September 29, 2011
Ripstop is a method of weaving fabric that makes it harder for tears to occur and spread compared with traditional weaving techniques. Basically, threads are woven in a cross-hatch pattern with thicker threads interspersed with the thinner base material. Ripstop techniques are used in fabrics intended for hard use, like battle dress uniforms and protective clothing for firefighters, or those with tear characteristics are critical to functionality, like parachutes, hot air balloons and parasails.
Now on to covers. Large covers in particular are prone to tearing due to the increased surface area that is exposed to exterior forces like wind and rain water weight. RV covers in particular are greatly at risk of tearing due to the surface area issues, their relatively high weight and the risk of snagging on ladders, bumpers, AC units, etc.
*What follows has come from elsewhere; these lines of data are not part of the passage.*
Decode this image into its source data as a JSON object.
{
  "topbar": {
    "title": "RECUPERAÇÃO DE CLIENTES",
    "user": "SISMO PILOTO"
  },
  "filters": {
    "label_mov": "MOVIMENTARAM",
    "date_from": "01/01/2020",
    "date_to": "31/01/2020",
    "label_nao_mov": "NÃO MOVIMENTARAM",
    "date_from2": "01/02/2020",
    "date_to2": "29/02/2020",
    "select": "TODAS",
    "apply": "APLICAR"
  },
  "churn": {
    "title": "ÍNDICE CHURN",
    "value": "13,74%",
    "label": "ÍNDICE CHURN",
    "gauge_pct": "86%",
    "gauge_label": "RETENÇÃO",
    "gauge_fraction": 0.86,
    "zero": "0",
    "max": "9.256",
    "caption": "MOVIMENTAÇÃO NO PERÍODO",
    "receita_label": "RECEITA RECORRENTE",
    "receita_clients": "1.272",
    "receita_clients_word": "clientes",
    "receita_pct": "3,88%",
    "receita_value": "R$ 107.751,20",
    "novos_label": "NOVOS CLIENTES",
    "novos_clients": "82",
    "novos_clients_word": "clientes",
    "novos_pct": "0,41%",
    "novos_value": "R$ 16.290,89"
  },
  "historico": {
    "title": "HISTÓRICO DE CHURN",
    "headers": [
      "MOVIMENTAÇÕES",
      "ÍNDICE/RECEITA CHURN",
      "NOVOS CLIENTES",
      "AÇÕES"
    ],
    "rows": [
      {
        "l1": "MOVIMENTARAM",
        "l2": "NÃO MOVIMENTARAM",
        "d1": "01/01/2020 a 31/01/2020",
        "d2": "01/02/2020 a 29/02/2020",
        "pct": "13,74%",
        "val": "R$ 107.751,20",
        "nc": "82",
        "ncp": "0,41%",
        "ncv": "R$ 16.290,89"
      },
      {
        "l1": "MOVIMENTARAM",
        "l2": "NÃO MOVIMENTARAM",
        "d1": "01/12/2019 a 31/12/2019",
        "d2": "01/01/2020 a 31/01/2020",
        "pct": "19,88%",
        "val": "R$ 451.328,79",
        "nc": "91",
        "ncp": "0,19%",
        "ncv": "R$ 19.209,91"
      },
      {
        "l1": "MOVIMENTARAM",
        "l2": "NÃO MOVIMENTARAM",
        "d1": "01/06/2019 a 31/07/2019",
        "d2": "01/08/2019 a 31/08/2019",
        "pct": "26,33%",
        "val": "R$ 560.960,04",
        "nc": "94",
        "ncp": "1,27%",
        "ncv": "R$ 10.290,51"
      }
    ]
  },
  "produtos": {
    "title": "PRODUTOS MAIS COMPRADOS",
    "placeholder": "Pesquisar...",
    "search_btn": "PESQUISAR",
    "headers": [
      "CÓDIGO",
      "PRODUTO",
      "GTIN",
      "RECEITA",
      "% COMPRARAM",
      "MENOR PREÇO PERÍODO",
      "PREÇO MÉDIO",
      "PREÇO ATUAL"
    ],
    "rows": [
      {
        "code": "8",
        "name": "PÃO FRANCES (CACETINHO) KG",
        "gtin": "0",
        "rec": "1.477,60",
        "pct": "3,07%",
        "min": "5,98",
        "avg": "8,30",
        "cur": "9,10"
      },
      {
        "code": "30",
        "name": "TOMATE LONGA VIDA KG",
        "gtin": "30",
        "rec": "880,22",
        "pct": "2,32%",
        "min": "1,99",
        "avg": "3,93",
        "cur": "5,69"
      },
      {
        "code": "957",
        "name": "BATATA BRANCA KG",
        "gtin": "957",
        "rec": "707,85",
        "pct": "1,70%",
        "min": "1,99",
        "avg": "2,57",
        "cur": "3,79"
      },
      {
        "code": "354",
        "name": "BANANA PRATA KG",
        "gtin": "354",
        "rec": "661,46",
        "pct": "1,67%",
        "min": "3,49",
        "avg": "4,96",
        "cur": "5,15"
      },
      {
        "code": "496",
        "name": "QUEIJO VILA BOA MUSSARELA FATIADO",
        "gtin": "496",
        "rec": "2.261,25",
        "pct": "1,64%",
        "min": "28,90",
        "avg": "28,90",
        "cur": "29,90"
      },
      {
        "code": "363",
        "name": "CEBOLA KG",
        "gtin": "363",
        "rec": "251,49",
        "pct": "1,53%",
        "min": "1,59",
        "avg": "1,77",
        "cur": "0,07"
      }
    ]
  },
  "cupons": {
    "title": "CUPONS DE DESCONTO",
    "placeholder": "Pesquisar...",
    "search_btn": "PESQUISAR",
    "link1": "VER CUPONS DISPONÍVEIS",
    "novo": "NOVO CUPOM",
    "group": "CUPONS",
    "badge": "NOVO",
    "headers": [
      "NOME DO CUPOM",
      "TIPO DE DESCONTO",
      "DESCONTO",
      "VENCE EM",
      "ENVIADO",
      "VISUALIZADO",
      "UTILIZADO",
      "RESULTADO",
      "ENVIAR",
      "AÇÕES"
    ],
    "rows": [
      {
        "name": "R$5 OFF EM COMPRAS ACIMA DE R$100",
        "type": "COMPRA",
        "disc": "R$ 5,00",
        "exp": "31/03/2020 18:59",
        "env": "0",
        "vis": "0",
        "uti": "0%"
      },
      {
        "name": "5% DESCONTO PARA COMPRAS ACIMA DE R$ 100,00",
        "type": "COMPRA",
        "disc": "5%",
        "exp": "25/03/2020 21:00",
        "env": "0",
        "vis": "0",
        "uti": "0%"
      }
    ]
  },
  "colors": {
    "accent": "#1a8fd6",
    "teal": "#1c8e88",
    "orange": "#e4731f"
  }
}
Polypropylene and Tyvek covers were among the first types of materials used to make RV covers due to their low cost; unfortunately, these materials tear relatively easily and are difficult to repair after doing so. Polyesters and Sunbrella came next, woven materials that are much stronger than polypropylenes and capabable of being repaired with needle and thread. But, they are made of a standard weave in that once a tear is made, it is likely to increase in size quickly due to the natural stresses on any RV cover.
Enter Ripstop. Ripstop RV covers are much more tear-resistant than standard polyesters with increased durability and tensile strength. Small tears will not become big ones should you snag the cover on something. The cover will be able to support its own weight indefinitely, even with a weakened panel. It’s really pretty cool, actually. Anyone who has replaced their RV cover every season can tell you that!
I think they’ll be out in six months or so, but I’ll keep the blog updated. Thanks for checking it out!